Bond Crash?
In the Era of Negative Rates, it is hard to imagine a bond market crash; a bond market correction, yes, but a crash will not occur anytime soon. Yes, the market will crash one day, but you could be long gone by that day. Mass psychology teaches us to focus on what the masses are doing and not on what might or might not happen. We used Crowd Psychology to develop the following analysis, sent out to our paid subscribers in February 2016. Hence, all sharp corrections need to be viewed as buying opportunities.
The trend is still up, but bonds are still trading in the overbought ranges; this can be seen by looking at the MACDs and RSI. There is a relatively decent layer of support at 162, but a weekly close below this level will most certainly lead to a test of the 158-159 ranges. At that point, individuals interested in going long bonds could deploy some funds into a bond-based ETF. Market Update Feb 29, 2016
Commit half of your funds if the pullback is more substantial than expected. This is a very mature bull with significant volatility levels, so a bit of prudence is warranted.

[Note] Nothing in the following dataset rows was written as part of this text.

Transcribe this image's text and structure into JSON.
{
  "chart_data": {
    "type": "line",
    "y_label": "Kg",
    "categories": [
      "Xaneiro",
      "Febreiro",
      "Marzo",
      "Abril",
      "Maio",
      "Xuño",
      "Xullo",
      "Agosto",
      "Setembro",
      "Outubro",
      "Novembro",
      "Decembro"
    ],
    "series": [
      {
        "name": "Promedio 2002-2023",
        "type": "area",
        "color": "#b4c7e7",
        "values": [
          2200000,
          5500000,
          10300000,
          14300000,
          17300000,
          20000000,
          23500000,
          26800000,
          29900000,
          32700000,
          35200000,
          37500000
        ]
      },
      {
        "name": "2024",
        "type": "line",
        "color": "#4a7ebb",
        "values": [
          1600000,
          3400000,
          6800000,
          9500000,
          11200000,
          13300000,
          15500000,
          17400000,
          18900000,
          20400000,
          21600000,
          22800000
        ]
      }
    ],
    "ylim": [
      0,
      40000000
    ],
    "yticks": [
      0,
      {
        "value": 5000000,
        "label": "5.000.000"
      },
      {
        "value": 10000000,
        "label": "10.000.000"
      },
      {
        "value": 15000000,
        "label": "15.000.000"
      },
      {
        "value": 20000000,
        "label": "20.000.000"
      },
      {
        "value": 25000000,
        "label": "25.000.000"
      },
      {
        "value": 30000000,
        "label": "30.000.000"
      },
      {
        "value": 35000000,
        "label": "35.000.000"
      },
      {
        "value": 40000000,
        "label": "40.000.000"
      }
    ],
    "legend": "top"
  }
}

The bond bull market, while mature, is still quite strong, and bonds could drop below 154 without affecting the bullish outlook. We are not stating that they will drop to 154, but just illustrating that even such a strong move down would not invalidate the bullish outlook. A move to or below 154 would make bonds an excellent buy, and at that point, traders could deploy the 2nd half of their funds into a Bond related ETF. Market Update Feb 29, 2016
Some people purposely use scare tactics to get better prices but rarely act on the advice they are dishing out. The bond market did not crash, nor did the market. The market corrected just like the bond market will, but a crash is not in the works. Don’t listen to naysayers; they have nothing better to do than chant songs of doom and gloom.